Forecasting neutrino mass constraints from the Nancy Grace Roman Space Telescope

TL;DR

This paper forecasts the Roman Space Telescope's ability to constrain neutrino mass and other cosmological parameters using galaxy power spectrum analysis with two theoretical frameworks, demonstrating significant potential for precision cosmology.

Contribution

It introduces a comprehensive forecast using full-shape galaxy power spectrum analysis with both EFT-based and phenomenological models for Roman's upcoming survey.

Findings

Roman can constrain neutrino mass to below 0.38 eV (95% CL) with BBN priors.

Forecasted precisions for H0, Ωm, and σ8 are 1.3%, 4.3%, and 2.9%.
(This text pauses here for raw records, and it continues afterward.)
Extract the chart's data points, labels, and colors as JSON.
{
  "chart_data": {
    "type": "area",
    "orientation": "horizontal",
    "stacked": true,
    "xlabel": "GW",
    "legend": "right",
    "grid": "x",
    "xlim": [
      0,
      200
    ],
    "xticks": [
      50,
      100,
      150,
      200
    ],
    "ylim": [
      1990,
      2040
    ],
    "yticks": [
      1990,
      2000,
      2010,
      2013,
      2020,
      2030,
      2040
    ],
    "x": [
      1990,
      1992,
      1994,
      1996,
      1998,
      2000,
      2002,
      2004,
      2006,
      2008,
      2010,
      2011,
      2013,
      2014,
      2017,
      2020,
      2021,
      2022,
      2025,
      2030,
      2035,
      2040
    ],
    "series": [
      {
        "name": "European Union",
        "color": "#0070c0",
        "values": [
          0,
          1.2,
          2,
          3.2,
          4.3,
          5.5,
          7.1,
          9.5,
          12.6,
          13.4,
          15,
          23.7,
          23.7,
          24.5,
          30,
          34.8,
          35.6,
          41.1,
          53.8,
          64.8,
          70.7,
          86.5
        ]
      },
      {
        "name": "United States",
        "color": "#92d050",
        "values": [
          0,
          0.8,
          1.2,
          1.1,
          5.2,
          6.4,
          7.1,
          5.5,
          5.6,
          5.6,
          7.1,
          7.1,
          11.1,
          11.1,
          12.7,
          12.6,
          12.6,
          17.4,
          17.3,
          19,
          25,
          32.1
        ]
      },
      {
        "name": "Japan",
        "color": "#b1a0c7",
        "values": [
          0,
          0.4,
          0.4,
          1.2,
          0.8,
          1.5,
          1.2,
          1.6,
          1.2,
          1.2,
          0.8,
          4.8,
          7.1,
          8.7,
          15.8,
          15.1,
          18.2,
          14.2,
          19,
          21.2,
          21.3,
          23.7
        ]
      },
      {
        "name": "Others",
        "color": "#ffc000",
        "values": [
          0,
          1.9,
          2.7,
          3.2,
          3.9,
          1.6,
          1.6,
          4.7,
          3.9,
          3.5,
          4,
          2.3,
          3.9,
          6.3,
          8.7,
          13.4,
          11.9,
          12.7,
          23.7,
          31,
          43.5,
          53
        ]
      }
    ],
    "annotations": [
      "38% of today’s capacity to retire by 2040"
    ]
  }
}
Model-independent analysis recovers unbiased measurements and constrains neutrino mass below 0.63 eV (95% CL).

Abstract

We present realistic forecasts for the constraining power of the Nancy Grace Roman Space Telescope on fundamental cosmological parameters, with particular emphasis on the absolute neutrino mass scale, using full-shape analyzes of the galaxy power spectrum. We analyze simulated lightcone mock catalogs of H$\alpha$ emission-line galaxies spanning the redshift range $0.5 < z < 2$ over $2400\ \mathrm{deg}^2$, designed to reproduce the expected properties of the Roman High Latitude Wide Area Spectroscopic Survey. We perform parameter inference on the galaxy power spectrum multipoles using two complementary theoretical frameworks: a model-dependent approach based on the Effective Field Theory of Large-Scale Structure (EFT of LSS) within $\Lambda$CDM, and a model-independent phenomenological approach that makes no assumptions about the background cosmological model. In the $\Lambda$CDM analysis, we find $m_\nu < 0.380(0.162)\ \mathrm{eV}$ at $95(68)\%$ C.L. using Big Bang Nucleosynthesis (BBN) prior and a broad prior on $n_s$, which tightens to $m_\nu < 0.276(0.121)\ \mathrm{eV}$ when Planck priors on $\omega_b$, $\omega_\mathrm{cdm}$, and $n_s$ are added. Our forecasts show that Roman can additionally constrain $H_0$, $\Omega_m$, and $\sigma_8$ with precisions of $1.3\%$, $4.3\%$, and $2.9\%$ in line with Stage IV galaxy survey measurements and forecasts. In the model-independent analysis, we demonstrate that the phenomenological model can robustly recover unbiased measurements of the angular diameter distance, the Hubble parameter, and the growth of structure across all redshift bins, in the same range of scales as the EFT model, and obtain $m_\nu < 0.63(0.36)\ \mathrm{eV}$ at $95(68)\%$ C.L. when Planck priors are included.